Gitana's 'Muddy River' dances out history of racism in the time of Trayvon
This article first appeared in the St. Louis Beacon, April 19, 2012 - Throughout his boyhood, St. Louis alderman Terry Kennedy heard the harrowing true story of how his father crossed the Mississippi River on a makeshift log raft at the age of 7 to escape what's known as the East St. Louis race riots.
“‘Race wars’ is how the survivors described it,” Kennedy said.
In the summer of 1917, mobs of striking white employees killed 40 black East St. Louisans and torched 6,000 of their homes, angry that black workers might take their jobs at the Aluminum Ore and American Steel companies.
As blood flowed and fires burned across the river, St. Louis police banned blacks from entering the city by bridge, and Kennedy’s grandmother knew she had to think fast. Dodging bullets as flames engulfed her home, she hastily executed an escape for her and her five children.
“My grandmother took the children out the back and, in the chaos, built a raft and put the children on it,” Kennedy said. “It took hours to get across, and after they finally got on this side, they tried to find the other family members -- some were never found.
Kennedy’s family story is one of several historical events brought to life onstage in Gitana Productions’ “Muddy River,” featuring a free preview and discussion April 23 at the University of Missouri - St.
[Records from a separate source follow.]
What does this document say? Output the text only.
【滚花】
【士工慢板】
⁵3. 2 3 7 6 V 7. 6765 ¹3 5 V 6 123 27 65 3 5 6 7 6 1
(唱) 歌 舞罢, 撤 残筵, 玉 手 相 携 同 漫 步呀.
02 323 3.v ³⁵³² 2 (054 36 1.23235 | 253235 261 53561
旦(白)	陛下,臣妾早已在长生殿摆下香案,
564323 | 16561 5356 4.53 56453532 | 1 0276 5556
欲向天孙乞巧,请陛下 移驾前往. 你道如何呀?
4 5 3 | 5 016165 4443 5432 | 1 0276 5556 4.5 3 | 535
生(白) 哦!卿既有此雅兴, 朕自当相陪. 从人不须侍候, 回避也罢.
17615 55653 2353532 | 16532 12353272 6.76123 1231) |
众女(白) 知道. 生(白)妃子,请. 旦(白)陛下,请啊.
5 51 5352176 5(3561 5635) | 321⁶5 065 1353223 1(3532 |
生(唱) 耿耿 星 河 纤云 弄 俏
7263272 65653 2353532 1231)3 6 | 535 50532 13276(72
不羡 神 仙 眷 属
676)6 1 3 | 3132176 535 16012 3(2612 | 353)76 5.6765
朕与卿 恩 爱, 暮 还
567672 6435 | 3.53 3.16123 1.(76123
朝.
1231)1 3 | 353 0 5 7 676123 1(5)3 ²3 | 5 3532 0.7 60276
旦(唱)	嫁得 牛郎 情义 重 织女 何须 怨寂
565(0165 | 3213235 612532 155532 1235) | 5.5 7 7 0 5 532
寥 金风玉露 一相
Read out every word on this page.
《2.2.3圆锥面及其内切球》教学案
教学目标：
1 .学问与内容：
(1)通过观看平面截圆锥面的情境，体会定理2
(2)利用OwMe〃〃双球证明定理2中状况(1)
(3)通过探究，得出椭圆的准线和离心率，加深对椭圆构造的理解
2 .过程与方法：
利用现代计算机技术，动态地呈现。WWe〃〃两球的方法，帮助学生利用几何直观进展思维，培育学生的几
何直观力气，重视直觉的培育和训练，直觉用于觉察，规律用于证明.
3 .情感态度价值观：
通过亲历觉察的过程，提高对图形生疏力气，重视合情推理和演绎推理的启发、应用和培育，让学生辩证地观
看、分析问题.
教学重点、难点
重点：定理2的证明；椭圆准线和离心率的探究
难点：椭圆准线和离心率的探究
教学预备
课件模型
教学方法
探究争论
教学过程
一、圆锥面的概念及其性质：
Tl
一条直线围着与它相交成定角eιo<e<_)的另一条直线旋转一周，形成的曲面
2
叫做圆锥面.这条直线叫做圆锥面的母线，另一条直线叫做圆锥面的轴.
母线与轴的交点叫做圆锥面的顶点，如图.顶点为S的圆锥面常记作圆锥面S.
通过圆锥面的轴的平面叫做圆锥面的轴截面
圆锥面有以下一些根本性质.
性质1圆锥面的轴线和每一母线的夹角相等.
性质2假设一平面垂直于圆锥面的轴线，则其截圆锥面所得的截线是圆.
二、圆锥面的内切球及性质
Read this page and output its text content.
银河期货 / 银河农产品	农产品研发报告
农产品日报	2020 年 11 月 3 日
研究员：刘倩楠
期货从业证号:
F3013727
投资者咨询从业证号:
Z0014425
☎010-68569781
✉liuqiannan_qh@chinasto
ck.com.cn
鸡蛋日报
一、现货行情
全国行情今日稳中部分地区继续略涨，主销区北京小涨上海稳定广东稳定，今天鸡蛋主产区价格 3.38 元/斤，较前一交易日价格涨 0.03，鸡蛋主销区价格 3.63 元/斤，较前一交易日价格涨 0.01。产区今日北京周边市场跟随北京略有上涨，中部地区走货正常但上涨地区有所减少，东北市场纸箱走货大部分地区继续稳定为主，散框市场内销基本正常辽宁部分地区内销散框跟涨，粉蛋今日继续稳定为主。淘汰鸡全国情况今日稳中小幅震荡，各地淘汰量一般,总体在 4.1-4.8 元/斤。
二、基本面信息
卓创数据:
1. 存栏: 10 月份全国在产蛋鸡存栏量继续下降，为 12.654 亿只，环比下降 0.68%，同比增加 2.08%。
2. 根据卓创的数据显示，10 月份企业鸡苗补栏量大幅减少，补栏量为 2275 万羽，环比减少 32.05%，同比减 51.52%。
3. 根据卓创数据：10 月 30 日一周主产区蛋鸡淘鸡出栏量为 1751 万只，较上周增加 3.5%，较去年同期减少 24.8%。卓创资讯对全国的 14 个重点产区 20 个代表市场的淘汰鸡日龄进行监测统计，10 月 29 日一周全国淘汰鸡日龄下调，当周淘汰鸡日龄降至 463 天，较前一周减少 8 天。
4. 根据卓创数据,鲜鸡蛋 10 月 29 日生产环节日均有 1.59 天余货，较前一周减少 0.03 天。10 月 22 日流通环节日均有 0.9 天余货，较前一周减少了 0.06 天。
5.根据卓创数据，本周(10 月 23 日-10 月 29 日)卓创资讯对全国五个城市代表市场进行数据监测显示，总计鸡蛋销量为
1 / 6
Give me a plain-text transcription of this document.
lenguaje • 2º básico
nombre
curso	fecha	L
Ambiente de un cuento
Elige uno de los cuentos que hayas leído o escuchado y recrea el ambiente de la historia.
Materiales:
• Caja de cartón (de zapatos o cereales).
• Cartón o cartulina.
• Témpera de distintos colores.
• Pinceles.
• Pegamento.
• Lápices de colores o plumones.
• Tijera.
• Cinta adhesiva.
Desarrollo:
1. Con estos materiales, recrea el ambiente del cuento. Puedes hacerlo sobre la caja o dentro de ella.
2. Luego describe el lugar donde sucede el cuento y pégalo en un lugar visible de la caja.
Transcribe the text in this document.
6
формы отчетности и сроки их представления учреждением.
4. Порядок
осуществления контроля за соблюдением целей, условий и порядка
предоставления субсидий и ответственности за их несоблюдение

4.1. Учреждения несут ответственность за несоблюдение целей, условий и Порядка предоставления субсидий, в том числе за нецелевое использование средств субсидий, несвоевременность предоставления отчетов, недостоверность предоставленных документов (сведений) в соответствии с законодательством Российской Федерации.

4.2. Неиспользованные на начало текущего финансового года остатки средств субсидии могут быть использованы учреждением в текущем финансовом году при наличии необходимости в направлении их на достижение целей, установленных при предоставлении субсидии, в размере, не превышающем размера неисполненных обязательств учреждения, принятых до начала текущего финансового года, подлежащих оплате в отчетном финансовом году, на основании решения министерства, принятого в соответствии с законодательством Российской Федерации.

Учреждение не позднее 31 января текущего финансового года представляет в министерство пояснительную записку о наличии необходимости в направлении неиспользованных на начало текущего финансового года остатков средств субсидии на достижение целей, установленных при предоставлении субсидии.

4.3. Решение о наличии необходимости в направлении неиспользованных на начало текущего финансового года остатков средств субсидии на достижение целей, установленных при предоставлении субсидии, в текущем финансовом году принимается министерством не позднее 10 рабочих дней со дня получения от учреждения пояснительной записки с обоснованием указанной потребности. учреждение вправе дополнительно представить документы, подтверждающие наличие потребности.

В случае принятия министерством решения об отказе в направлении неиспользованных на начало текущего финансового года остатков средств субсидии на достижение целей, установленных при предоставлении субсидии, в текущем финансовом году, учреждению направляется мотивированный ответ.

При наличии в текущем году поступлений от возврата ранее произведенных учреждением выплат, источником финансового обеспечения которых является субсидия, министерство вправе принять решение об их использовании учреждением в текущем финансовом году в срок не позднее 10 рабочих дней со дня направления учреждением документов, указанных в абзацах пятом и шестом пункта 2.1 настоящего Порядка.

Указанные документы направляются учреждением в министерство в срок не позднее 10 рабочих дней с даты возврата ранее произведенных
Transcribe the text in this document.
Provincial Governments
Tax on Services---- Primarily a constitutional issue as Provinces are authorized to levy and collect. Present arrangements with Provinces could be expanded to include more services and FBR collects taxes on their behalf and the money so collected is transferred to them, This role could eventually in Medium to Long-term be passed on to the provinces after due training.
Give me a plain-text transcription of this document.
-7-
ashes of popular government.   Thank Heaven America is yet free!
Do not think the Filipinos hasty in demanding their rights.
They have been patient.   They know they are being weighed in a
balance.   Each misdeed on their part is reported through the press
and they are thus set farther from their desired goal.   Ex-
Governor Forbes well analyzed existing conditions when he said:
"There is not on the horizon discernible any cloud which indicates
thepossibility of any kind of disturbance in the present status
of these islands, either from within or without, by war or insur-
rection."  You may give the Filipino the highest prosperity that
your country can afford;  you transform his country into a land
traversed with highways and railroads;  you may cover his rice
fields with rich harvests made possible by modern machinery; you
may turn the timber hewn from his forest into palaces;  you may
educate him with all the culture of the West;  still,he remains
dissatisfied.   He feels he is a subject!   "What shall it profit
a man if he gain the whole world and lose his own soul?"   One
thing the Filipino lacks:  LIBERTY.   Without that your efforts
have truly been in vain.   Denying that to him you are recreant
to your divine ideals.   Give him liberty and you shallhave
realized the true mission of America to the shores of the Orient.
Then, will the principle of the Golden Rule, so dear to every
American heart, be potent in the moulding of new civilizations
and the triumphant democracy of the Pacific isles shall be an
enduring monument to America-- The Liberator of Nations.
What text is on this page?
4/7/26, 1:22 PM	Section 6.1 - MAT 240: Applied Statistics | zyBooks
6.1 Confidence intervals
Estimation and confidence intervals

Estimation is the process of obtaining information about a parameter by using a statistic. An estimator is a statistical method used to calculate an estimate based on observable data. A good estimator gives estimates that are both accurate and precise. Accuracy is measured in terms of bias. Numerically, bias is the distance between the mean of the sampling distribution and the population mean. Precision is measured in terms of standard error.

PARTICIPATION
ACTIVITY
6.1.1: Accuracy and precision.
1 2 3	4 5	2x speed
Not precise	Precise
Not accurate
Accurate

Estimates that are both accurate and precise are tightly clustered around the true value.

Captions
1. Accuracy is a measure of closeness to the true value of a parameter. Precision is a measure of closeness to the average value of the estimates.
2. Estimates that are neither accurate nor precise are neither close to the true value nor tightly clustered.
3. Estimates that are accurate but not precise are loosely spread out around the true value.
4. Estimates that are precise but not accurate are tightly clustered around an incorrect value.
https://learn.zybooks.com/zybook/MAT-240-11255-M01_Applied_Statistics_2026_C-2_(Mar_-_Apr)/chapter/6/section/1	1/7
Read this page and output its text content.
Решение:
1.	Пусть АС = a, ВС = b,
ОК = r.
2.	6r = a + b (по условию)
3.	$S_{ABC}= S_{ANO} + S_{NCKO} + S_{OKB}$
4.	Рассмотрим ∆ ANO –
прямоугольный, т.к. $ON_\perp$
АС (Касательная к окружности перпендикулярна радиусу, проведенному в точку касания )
Louis, followed by a regular run May 11-19 at the Cardinal Rigali Center.
Recreating and remembering history are critical in processing the past and the present, according to Gitana’s executive director Cecilia Nadal.
“It’s a coincidence we’ve got this Trayvon Martin thing going on. While there are still questions out there about that, it shows that underneath the surface, there is always this issue of racial conflict,” Nadal said. “Part of our way of understanding it is to remember how bad it was but to also look for the hopefulness.”
Words get in the way
A play without words may seem like an oxymoron -- unless you call it dance theater. That’s the concept behind “Muddy River,” whose stories are told by movement and music, aided by a few lyrics and some program guidance.
The production begins with the history of the world and moves toward a number of local scenarios, including the caging of African pygmy families and Filipino natives in “natural environments” at the 1904 world’s fair, and the more recent real-estate red-lining that kept white neighborhoods white.
Portraying these incidents wordlessly means the actions are subjected a different kind of interpretation, Nadal said.
“I’ve learned that words can be translated into whatever people want, not because they are intentionally manipulating the meaning but because we all engage in selective listening,” Nadal said.
For example, the word “racism” is often associated with “an underlying belligerence and intent,” according to playwright Lou Robinson. But the truth is that it’s not always conscious or intended to harm, she pointed out. It’s important for people to know that the production is about understanding -- not blame.
“I want people to walk away hopefully having increased their awareness of what racism looks like, how they contribute to it and how to fix it,” Robinson said.
Racism doesn’t hurt only minorities
Another message that Robinson and others involved in the production want to send is that all people -- not just minorities -- are affected by racism or prejudice. If you’re a person who crosses the street rather than come into contact with a particular group, your discomfort hurts you.
“That’s not a good way to live your life when you are a person who has these feelings,” Robinson said.
According to director and choreographer Vivian Anderson-Watt, divisions between groups are kept in place in myriad ways, including the ubiquitous question St. Louisans like to ask: “Where’d you go to high school?”
“Once they know, they put you in a category or location and everything that’s attached to that location,” Anderson-Watt said.
The “Muddy River” dancers with whom Anderson-Watt is working range from high school students to certified Katherine Dunham instructors to a Brazilian martial arts group. In a series of vignettes, they dance not only to tell the stories but to illustrate the meaning behind events like the Kennedys' raft crossing.
“The theme of that piece is hope, survival, perseverance, a sense of family structure and love -- that protective factor of ‘I will keep my family together,’” Anderson-Watt said.
While Kennedy looks forward to seeing his family’s history played out on stage, he also has mixed feelings.
“It brings up a lot of emotions; it’s a difficult story, and by knowing the survivors first-hand, I know the pain they carried from it,” Kennedy said. “But by the same token, we are honored.”